Kirkwood shows same potential as Herta, Newgarden, says engineer


Following Newgarden’s clinching of the 2011 Indy Lights championship, he moved to IndyCar with Sarah Fisher Hartman Racing, working with O’Rourke.

O’Rourke was then with Harding Steinbrenner Racing – a satellite Andretti Autosport operation – when Colton Herta made his IndyCar debut at the end of 2018, after his second consecutive year of finishing runner-up in Lights. O’Rourke has served as Herta’s race engineer ever since, and has therefore contributed to the 21-year-old already accumulating six wins and seven pole positions.

Now O’Rourke says he sees similar magic in Andretti Autosport’s 2021 Indy Lights champion Kirkwood, who completed his second test with the squad on Monday.

“They’re super-similar,” said O’Rourke who has been overseeing Kirkwood – currently without a confirmed ride for 2022 – while colleague Ray Gosselin runs Devlin DeFrancesco, who is penciled in as James Hinchcliffe’s replacement in the #29 car. “When Colton did his first run, I thought the same thing as when Josef did his first run, and then when Kyle did his first run, I thought the same thing as when Colton did his first run.

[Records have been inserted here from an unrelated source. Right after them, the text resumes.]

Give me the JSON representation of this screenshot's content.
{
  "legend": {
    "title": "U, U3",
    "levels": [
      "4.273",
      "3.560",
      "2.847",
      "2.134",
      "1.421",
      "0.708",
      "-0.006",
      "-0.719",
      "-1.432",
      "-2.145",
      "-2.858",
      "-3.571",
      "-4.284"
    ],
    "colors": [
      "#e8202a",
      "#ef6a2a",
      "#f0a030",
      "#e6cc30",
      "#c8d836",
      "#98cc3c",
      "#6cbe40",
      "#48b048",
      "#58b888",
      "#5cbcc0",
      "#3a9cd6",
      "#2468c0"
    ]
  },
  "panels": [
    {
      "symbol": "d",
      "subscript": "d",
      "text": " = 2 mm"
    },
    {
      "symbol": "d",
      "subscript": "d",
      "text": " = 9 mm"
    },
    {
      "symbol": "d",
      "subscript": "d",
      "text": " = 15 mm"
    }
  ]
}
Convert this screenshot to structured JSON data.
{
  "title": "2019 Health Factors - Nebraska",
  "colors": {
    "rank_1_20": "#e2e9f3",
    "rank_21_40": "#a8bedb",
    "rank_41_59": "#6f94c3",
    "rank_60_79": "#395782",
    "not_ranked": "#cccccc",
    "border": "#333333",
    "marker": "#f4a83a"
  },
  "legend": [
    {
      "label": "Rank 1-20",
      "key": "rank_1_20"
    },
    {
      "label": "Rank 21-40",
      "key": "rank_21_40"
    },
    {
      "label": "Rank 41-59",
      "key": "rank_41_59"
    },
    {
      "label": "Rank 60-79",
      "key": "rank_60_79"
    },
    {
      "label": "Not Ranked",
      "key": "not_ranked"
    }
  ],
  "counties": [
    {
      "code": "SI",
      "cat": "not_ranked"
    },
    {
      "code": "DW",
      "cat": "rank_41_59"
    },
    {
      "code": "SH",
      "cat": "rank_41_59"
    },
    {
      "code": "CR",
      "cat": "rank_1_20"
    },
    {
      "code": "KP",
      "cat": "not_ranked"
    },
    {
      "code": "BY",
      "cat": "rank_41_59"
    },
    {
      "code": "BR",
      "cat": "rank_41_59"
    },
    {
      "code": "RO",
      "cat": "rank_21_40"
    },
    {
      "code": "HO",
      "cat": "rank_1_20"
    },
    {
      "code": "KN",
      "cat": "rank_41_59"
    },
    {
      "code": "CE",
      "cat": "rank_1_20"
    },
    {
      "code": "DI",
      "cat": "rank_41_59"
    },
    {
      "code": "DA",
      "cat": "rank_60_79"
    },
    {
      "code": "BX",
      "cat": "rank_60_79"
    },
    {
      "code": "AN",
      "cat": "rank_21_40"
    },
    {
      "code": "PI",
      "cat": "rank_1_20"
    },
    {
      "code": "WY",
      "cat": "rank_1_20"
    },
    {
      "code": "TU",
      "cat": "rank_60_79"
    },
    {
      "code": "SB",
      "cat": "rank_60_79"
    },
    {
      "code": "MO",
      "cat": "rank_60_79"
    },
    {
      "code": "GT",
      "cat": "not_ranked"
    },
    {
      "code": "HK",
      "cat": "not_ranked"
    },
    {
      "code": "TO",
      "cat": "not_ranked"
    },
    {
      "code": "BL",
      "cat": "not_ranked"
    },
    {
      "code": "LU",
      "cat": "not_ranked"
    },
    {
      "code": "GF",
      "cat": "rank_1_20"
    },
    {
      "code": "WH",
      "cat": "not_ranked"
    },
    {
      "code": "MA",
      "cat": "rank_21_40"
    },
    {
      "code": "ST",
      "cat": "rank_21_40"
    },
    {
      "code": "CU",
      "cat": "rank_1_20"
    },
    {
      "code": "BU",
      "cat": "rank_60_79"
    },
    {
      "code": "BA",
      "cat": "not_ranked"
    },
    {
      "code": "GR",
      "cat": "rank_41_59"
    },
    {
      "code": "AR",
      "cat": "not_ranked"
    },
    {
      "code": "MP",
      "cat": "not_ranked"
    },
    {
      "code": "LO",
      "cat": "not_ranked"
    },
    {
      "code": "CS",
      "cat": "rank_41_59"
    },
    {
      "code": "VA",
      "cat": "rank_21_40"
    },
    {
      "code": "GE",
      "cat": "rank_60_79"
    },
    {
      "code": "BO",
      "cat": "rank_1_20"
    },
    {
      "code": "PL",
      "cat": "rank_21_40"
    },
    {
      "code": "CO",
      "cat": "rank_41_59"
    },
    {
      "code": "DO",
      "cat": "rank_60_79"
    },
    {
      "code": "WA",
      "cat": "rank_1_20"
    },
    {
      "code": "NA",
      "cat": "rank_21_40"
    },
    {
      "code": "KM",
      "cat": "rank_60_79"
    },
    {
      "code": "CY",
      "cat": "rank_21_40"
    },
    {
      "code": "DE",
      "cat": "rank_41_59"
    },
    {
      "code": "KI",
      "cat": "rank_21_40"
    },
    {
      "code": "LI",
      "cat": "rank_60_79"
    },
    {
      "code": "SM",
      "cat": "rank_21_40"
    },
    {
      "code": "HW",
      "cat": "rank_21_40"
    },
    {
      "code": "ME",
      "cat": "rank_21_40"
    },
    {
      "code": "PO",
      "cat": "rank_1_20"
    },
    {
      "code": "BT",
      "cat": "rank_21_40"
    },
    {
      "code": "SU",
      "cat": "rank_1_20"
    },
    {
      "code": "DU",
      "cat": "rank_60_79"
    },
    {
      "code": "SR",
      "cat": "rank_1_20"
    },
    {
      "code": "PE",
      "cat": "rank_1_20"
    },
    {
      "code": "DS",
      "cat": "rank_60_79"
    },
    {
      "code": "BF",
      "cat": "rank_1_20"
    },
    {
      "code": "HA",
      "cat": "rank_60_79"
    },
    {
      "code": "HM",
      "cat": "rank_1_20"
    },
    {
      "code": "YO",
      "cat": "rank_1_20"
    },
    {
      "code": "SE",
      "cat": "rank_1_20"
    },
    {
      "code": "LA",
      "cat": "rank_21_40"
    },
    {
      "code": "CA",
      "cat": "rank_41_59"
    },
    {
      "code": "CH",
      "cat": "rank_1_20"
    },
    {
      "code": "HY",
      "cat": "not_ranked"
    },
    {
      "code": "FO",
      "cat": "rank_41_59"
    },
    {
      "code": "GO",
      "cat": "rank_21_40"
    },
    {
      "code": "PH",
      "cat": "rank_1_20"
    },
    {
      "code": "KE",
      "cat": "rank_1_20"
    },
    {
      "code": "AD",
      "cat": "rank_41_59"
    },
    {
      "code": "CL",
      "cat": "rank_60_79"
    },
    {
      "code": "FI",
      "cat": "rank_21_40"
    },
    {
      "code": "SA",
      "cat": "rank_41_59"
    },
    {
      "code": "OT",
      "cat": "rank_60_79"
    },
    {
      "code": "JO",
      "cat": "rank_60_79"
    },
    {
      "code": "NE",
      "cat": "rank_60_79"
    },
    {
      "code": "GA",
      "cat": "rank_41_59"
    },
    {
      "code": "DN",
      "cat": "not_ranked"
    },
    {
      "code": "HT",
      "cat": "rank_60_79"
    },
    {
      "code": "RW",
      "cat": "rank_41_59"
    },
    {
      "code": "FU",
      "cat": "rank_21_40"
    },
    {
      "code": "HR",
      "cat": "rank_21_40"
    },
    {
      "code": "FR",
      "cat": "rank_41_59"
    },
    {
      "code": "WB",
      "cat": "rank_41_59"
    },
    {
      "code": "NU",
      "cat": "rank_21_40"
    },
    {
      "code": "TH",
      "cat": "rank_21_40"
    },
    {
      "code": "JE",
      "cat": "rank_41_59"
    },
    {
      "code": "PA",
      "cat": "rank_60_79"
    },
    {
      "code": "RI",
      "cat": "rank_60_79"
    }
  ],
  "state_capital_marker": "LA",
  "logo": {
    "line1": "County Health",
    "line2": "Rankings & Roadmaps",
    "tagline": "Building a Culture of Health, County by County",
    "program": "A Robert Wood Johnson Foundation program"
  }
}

“You can tell right away when a guy is good. He gets up to speed right away, he doesn’t need lots of extra laps to put in his ideal laptime. I think we saw that from Kyle in Lights, right? Whatever time he did, that was probably as fast as that car could go on that day.

“That’s how he was at Sebring a couple of weeks ago in his first IndyCar test, and that’s how he was at Barber on Monday. We’re super-impressed with Kyle and we really appreciate his help.

“These last two tests we’ve really learned a lot and he’s already giving us stuff that will make us better when we come back.”

Although Kirkwood, who took the Lights championship with 10 wins this year, actually finished the Barber Motorsports Park driver evaluation test two-tenths behind DeFrancesco, O’Rourke said there was a good reason for that.

“Kyle’s time doesn’t show how good he was, because he dropped a wheel and flat-spotted a tire on his third set which put us behind the eight-ball for the rest of the day,” he said. “So we didn’t end up with the fastest one-lap setup at the end of the test and that’s why he wasn’t able to go after a big lap.

“But up to that point he was in lockstep with everyone else in terms of lap-time progression. Honestly I’d say that again, it was a good day for both of our drivers.

“The Sebring test a couple of weeks back was a case of running Kyle and Devlin for as many laps as possible to get them used to an IndyCar. For the Barber test, we wanted to gauge what they provided in terms of feedback, and evaluate some bigger setup concepts and how they responded to them.

“They both gave us really good information – good enough that it will help make us better when we come back next April.

“Kyle doesn’t need to set a super-quick time for us to know he’s a really, really good driver. Obviously we wanted to end up faster but we know exactly why we didn’t.”

O’Rourke will oversee the Andretti Autosport-Honda in which Kirkwood (among others) will turn laps on Friday on the Indianapolis Motor Speedway road course.